As AI tools move from proof of concept to production, development teams face the challenge of balancing speed, safety, flexibility, and cost. We recently spoke with representatives from Poka—Marc-Alexandre Bérubé, Director of Engineering, and Edmund Lam, Staff Software Developer—to learn about how their team is embracing this work.
Poka builds a connected worker platform, designed by manufacturers for manufacturers. Think Nestlé, Mars, Bosch; teams that rely on Poka to streamline training, communication, and day-to-day operations on the factory floor. In managing this platform, there’s a critical need to change dense legacy documentation (such as physical books and dated PDFs) into usable, real time work instructions.
“Our talented team figured out that we could leverage GenAI power to convert those documents into Poka work instructions,” said Bérubé. “To facilitate this, we’ve used the joint power of LaunchDarkly and AWS Bedrock.”
GenAI in production, in real time
Shipping GenAI features to production is different from building them in a sandbox. Poka doesn’t integrate only one model; they test multiple foundational models, from providers like Anthropic and Cohere, using AWS Bedrock’s model marketplace. Each model has trade-offs: some are faster, some are more accurate, and some are more costly.
“We use feature flags to control which model we’re going to use,” said Lam. “We can do side-by-side comparisons. For example, when the second version of Anthropic Claude Sonnet 3.5 launched last October, it was available in Bedrock right away. We ran it in production the next day.”
When performance issues surfaced, they flipped a feature flag and rolled back, without needing code changes or redeployment.
Prompt updates are no problem
Prompt tuning can be the difference between delightful and disastrous GenAI output.
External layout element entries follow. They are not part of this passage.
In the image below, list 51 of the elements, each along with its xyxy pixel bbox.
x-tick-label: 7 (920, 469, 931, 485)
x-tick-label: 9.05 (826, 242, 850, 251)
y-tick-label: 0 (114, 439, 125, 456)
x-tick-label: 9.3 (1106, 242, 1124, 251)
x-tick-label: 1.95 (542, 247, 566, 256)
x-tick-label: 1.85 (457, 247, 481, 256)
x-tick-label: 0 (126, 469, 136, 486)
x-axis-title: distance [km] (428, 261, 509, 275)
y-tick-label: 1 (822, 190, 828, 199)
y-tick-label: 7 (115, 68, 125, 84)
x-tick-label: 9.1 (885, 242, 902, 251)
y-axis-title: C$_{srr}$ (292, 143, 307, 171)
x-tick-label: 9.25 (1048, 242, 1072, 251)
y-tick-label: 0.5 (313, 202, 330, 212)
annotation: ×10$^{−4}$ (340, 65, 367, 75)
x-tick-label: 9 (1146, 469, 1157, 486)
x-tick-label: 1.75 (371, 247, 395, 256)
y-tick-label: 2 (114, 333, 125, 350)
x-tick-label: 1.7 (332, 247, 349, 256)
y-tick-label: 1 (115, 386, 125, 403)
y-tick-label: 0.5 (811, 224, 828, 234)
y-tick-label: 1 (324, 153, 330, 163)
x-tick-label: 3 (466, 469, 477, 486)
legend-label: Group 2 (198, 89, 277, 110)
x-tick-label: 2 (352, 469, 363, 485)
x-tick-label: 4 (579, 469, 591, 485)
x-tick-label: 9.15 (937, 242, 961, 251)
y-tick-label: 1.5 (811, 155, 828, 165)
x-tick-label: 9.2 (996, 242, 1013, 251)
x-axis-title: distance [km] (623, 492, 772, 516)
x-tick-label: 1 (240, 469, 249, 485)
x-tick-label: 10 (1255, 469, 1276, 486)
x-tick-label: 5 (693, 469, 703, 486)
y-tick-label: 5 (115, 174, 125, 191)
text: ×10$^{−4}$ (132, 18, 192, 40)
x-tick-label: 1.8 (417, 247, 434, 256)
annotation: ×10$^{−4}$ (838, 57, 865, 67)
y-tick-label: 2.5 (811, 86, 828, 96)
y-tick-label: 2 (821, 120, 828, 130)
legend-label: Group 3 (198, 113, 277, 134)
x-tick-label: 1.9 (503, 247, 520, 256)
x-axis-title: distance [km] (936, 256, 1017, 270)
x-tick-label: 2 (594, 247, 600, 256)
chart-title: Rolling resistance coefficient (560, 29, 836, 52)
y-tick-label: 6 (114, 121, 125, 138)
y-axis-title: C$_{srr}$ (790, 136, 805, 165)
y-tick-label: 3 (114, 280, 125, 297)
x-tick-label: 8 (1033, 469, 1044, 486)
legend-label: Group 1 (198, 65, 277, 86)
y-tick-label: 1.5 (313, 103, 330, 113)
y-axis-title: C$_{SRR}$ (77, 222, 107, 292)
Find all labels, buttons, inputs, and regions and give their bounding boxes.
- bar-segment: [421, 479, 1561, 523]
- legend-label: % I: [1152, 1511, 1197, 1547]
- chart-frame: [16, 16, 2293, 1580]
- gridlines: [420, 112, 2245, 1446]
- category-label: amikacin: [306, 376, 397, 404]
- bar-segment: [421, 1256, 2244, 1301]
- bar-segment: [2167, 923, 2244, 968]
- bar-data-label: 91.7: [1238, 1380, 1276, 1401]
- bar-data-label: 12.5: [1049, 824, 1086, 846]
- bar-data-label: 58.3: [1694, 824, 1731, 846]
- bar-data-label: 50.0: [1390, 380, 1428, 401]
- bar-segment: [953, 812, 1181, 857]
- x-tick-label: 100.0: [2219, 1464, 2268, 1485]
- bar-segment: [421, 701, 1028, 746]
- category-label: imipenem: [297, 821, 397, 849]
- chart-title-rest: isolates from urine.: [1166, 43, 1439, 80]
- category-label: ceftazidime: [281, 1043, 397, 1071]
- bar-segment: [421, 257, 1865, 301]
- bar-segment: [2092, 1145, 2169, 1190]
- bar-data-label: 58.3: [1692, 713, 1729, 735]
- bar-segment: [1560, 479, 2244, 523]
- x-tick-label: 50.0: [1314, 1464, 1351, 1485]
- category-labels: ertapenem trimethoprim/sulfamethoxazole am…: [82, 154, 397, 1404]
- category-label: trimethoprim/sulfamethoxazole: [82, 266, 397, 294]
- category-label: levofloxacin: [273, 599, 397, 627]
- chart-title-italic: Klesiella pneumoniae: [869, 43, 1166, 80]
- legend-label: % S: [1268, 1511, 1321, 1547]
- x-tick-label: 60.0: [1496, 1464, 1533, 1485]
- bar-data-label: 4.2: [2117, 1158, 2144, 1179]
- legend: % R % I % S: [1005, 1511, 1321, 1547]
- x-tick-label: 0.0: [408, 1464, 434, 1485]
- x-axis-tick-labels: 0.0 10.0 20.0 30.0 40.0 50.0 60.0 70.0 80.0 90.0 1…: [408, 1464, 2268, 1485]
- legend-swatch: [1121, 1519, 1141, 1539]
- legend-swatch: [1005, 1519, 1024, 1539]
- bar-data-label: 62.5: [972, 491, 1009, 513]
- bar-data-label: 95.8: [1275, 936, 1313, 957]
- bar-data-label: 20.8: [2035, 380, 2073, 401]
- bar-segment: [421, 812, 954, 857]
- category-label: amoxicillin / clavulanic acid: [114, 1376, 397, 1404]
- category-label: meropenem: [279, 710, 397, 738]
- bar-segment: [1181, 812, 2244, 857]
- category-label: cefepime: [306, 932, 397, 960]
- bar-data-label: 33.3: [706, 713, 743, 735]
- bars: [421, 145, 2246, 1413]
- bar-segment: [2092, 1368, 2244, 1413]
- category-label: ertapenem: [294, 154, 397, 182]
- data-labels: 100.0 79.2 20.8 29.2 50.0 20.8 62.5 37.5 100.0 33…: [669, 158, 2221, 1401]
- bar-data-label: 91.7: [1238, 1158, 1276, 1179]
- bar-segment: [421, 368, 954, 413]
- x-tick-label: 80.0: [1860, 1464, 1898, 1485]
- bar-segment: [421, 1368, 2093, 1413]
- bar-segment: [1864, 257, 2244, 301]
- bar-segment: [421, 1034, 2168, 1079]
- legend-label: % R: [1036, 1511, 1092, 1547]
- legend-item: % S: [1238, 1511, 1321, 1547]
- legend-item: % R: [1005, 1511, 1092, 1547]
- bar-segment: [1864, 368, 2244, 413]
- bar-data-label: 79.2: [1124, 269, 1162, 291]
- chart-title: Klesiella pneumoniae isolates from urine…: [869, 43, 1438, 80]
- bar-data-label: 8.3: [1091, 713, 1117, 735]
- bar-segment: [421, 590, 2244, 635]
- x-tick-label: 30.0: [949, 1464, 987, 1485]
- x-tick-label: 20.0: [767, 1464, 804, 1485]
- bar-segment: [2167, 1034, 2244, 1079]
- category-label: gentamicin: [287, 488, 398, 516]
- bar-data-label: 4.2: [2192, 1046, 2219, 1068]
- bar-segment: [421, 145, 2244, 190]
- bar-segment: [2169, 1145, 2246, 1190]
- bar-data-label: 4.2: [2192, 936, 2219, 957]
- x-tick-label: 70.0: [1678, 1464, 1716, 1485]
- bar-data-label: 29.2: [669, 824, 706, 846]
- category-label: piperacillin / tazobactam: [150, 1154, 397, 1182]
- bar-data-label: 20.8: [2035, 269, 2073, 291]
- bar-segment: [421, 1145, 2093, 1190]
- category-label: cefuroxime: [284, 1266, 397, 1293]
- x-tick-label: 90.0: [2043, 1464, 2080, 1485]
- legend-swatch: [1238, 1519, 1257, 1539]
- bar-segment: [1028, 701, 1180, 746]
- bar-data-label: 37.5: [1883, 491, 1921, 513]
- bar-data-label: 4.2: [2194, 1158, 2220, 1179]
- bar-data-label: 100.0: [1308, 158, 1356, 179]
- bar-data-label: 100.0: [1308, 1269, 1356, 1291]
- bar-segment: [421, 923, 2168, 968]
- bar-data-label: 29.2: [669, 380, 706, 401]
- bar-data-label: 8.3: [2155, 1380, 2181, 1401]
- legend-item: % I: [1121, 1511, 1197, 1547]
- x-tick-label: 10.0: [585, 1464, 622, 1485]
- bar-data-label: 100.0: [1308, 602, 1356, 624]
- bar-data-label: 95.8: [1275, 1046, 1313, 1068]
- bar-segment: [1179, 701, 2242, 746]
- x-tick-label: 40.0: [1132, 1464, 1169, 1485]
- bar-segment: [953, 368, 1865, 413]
Poka uses LaunchDarkly AI Configs to dynamically manage prompt variations.
“It’s definitely easier to change prompts on the fly within a UI as opposed to changing them in our code and then having to commit and redeploy each time,” said Lam. “It gives us the opportunity to let our product managers and designers test out changes in prompts and see the results immediately, without affecting production.”
This empowers non-engineers to contribute directly to GenAI workflows, reducing development cycles. Enabling other team members to be involved in the release process has also created faster iterations.
The Guillotine incident: speed and safety in action
Early in beta testing, a customer uploaded a file called “Clean and inspect the guillotine.” The term “guillotine” triggered Poka’s internal guardrails as violent content, even though, in this case, it was referring to standard manufacturing equipment.
The fix was a simple prompt tweak, and the deployment was instant.
“With the AI Configs of LaunchDarkly, we could apply it very quickly into production without a redeploy,” said Lam.
Marc-Alexandre added, “It’s a perfect example of how unpredictable LLMs can be and how we must, as developers, think differently than regular software development.”
Cost awareness without sacrificing experience
Across all organizations using AI tools, managing cost and quality is a top requirement
“You know, prompt tweaks can swing the cost or quality,” Bérubé said. “It’s all about finding the sweet spot. And that’s why we monitor both to make sure that we are optimizing from both ends, without throwing things off balance.”
LaunchDarkly and Amazon Bedrock enable teams to target specific user segments (e.g., premium users receive more powerful models) and roll out updates gradually or experiment side-by-side with full observability.
What’s working (and could also work for you)
Poka’s success hinges on three things:
- Isolation: Changes are decoupled from code. Models and prompts are configurable and dynamic.
- Targeting: Teams can serve different models or prompts to different user segments.
- Control: Rollbacks are instant; rollouts are measurable. “The combination of feature flags, configs, and the flexibility of using Bedrock,” said Lam, “lets us isolate changes, target specific segments, and roll out gradually. If there’s a problem, we roll back fast.”
For teams just getting started with GenAI, his advice is simple: “Move fast but safely. You don’t have to get everything perfect up front. Look for the value you’re bringing to customers and iterate along the way.”
The Bottom Line
Poka has gone beyond experimenting with GenAI; they’re now scaling it reliably in production. Their setup, AWS Bedrock for model access and LaunchDarkly AI Configs for feature control, is a model any engineering team can follow.